There's a short pause where, no, Moreta doesn't flash forward in time to save the greenrider, who couldn't have had hopes of Lessa's taking pity. "When it wouldn't make things worse," she finally says. "I kept trying to think of-- It's too heavy for my firelizards to carry," even if they could be that coordinated. In a smaller voice, "If you're going to yell or leave or tell me to leave or tell me how awful and stupid that was and then tell me to leave, would you please get it over with? I'm sorry," and for all that K'zin's historically done most of the crying where they're concerned, this time it's her eyes that have begun to look liquidly bright. Starting to sit up, "I'll get it right now."

K'zin's brows stay furrowed and his lips purse just slightly as she speaks. When she starts to sit up, he shifts more toward sitting himself. The smaller voice pulls his eyes, but-- that's a lot to take in, on a brain that in the past few days has had a lot to take in. He's just not finding words yet.

So she not only sits up but starts to swing her legs over the edge but they're not in her bed, they're in his even wider one and so it's further to go and he still hasn't said anything and, and, "...K'zin?"

"Are you going somewhere?" This seems to be the most pressing question since the greenrider is making moves like she's leaving the bed. K'zin is frowning.

Frowning. "I... just said? I was g-going," and that doesn't come out without a tremble but at least the tears haven't escaped her yet, "to get the notebook? For you? Now?"

Apparently, he managed to miss that. The frown deepens. "No."

"...No?" Telavi's blinking all of a sudden and yes, a tear escapes in all that motion but more importantly, "Why not?"

"Because I don't need it right now." K'zin shifts on the bed, pulling his legs up until he's sitting cross-legged.
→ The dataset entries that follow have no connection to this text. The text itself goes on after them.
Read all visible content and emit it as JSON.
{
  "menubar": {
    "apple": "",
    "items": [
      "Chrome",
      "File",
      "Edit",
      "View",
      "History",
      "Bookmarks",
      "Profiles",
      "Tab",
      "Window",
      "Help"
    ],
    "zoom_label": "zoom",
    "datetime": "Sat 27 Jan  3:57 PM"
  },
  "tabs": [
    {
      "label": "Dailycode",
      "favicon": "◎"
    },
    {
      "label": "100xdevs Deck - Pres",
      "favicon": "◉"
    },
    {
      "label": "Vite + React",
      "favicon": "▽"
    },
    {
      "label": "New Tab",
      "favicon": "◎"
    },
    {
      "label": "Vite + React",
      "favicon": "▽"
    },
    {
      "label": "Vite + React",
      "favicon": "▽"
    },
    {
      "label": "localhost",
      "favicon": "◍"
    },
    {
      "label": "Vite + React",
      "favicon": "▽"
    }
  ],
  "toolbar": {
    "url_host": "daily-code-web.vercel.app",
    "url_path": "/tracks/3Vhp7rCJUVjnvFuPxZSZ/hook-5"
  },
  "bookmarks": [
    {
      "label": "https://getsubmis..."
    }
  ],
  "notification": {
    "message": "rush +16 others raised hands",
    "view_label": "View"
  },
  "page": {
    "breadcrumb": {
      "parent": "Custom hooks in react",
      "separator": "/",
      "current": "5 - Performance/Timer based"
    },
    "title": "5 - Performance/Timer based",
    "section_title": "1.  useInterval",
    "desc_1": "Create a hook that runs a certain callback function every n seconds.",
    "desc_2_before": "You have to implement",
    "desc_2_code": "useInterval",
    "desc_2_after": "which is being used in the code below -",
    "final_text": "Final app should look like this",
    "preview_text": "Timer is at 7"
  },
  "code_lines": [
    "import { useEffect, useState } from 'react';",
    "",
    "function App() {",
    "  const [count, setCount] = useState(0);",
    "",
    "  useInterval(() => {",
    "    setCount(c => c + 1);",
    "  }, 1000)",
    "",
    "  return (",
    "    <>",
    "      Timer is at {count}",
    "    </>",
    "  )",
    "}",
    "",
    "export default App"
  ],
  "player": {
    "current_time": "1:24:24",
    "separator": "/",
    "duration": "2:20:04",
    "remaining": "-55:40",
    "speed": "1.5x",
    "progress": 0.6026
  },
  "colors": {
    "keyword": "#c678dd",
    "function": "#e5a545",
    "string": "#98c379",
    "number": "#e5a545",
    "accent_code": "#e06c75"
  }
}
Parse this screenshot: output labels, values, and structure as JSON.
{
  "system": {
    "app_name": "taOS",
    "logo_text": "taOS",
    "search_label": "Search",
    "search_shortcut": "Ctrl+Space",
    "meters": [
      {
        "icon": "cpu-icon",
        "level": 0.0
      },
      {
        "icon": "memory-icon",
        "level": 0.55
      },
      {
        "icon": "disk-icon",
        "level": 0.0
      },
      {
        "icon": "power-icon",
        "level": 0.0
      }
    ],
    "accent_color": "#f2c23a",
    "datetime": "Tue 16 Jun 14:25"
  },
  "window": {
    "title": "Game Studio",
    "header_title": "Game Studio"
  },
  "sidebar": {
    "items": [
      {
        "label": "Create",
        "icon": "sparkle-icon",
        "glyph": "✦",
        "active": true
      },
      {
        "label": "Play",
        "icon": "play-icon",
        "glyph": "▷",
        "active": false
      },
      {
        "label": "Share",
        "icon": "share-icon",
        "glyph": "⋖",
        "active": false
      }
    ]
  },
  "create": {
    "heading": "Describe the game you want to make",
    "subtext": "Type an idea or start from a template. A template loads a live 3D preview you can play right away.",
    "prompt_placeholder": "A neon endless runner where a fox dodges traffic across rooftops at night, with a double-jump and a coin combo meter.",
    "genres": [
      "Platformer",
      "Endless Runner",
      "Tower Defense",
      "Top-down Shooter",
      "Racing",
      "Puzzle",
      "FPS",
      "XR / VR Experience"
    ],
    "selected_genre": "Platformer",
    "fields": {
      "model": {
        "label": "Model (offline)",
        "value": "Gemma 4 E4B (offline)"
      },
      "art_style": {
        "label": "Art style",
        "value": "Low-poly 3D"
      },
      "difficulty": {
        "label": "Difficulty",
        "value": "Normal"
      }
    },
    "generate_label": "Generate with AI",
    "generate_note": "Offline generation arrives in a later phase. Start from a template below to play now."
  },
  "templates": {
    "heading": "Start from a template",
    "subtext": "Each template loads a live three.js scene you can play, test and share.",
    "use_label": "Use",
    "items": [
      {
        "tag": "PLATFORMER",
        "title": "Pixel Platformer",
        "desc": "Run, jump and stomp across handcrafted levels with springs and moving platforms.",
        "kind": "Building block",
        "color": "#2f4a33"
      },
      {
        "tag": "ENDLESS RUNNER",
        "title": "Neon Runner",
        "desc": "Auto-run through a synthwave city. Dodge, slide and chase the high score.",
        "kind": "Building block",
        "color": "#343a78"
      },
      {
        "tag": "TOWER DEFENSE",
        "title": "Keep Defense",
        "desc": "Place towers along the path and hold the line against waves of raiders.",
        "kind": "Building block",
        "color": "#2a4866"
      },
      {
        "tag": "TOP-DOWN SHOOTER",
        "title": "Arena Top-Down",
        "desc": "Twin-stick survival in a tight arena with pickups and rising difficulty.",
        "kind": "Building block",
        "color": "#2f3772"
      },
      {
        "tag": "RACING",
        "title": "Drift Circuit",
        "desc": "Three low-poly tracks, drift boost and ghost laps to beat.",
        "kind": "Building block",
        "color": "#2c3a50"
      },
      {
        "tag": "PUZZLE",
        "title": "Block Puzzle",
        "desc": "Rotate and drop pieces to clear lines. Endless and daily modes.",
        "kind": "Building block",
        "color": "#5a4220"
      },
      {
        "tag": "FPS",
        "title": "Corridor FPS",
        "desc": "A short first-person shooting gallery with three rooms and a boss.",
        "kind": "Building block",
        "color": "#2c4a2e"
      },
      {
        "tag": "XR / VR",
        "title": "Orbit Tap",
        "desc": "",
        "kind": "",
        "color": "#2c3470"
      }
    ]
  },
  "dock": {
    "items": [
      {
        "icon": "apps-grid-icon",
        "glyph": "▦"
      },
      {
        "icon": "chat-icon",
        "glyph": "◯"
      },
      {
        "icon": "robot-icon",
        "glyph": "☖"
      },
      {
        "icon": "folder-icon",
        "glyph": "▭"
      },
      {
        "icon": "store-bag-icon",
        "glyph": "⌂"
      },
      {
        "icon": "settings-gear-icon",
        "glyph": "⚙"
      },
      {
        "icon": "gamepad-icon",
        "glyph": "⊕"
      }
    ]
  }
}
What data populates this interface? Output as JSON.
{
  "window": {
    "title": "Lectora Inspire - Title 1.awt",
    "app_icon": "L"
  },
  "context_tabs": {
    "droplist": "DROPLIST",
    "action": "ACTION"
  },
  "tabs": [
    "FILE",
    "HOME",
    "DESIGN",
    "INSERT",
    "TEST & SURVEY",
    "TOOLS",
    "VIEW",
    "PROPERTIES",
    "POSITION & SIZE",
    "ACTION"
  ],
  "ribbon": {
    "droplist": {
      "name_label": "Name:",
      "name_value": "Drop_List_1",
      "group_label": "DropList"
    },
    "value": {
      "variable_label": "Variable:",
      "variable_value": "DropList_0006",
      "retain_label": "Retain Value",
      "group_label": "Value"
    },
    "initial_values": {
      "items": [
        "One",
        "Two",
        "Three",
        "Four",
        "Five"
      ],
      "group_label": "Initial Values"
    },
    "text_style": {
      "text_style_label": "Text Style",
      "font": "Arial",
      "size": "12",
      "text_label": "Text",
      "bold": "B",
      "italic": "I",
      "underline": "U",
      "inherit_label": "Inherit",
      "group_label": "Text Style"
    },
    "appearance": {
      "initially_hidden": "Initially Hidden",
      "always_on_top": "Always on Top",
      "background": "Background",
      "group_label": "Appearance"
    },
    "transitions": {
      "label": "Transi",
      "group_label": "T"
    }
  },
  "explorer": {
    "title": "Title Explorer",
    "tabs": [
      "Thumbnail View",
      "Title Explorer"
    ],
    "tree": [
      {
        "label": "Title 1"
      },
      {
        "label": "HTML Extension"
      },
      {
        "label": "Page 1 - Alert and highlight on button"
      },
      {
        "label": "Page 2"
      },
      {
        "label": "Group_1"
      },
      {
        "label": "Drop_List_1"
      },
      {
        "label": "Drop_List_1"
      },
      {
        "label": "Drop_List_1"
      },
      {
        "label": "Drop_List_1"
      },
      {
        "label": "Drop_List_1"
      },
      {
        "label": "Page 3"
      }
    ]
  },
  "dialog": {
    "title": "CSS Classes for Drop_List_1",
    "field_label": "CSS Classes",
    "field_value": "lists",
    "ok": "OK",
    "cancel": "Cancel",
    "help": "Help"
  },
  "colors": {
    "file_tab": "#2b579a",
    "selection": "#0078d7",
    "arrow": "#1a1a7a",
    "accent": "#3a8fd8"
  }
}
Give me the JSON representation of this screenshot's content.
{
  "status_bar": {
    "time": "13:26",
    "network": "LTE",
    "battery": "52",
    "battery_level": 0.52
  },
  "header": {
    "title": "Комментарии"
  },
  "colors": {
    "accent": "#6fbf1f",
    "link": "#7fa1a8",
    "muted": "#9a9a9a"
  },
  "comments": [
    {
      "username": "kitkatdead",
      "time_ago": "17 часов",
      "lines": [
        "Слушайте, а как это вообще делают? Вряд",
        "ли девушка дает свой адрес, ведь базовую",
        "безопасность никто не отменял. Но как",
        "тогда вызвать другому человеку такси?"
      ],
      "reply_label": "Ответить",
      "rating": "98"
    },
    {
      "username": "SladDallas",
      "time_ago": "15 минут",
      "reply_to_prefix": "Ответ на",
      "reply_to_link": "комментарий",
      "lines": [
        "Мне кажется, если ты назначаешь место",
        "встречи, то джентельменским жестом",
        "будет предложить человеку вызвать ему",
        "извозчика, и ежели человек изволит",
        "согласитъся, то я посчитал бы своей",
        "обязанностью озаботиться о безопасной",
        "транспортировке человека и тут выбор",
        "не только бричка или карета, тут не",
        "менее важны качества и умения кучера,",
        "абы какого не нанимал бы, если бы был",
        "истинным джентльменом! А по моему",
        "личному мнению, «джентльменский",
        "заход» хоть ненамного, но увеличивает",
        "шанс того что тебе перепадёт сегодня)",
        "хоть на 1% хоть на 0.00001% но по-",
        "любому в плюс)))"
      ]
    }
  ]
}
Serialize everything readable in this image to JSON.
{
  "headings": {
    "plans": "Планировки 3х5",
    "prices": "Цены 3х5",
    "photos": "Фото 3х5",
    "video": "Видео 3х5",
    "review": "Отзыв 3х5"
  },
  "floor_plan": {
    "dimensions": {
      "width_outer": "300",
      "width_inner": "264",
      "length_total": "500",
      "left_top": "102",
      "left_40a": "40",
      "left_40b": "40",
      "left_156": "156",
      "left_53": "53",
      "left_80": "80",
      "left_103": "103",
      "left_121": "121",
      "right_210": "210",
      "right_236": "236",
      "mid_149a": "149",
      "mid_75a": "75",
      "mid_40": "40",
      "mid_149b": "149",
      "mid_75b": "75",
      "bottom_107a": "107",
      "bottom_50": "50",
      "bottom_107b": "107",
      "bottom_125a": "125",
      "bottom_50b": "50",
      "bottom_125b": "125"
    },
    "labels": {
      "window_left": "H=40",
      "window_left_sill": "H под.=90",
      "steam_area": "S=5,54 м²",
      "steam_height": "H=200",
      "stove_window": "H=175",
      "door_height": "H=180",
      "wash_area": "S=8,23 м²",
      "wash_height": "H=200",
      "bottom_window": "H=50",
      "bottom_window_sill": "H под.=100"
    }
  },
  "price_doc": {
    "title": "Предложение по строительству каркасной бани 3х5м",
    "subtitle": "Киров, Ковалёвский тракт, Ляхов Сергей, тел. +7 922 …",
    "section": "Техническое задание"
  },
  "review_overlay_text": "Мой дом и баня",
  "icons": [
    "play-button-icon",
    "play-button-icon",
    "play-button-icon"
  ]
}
"You... don't?" Telavi, so baffled that she continues to resort to repetition.

"Not right now." K'zin answers. "Sometime soon, though, would be nice." Instead of doing any of the things she suggested he might do, he lifts a hand and beckons, requesting, "Come here." Presumably into his lap since he's settled just so.

"All... right?" winds up part uncertain agreement, part question-- are they, somehow, all right?-- and part just plain questioning, but that's a lot to translate out of two words and a pause; it's also not as though she's not doing what he asks, carefully. Tela rests her head against K'zin's shoulder, because answers or not, he's here and she's here and just now no one's running.

K'zin's arms slip around Telavi's waist when she arrives in his lap, and gently he snugs her against him, his head bowing to rest against hers. Any subtleties or added meanings beyond acquiescence are obviously lost on him, and he just stays there, his breathing slow and steady.

That, that which she must interpret as tenderness, yields a bit of a sniffle; with that she readjusts with the intent to put her arms about his shoulders, holding him, not just acquiescing but glad: to be there, if nothing else.

"Why are you crying?" Or were, but you know, same thing in boy world. The question is asked gently.

Blink. Telavi could protest that she's not crying, it was just that little bit but-- "Because you're not yelling," is what escapes. "Now."

"Would you rather I be yelling?" K'zin queries, his tone thoughtful. Maybe it was supposed to be more playful, but he can't muster it. He does press a kiss to the top of her head, though. The kind that should've been accompanied by a chuckle, but isn't.

"No," Tela admits. "I definitely would--" she sighs, half-smiling even if it is invisible, because that kiss, "...not." If her voice is quieter again, it's not so much shrunk this time as just a whisper, even more just between the two of them. "At least, not if you're not going to be upset about it later.... Here we are, you're reassuring me." When it's his father's face.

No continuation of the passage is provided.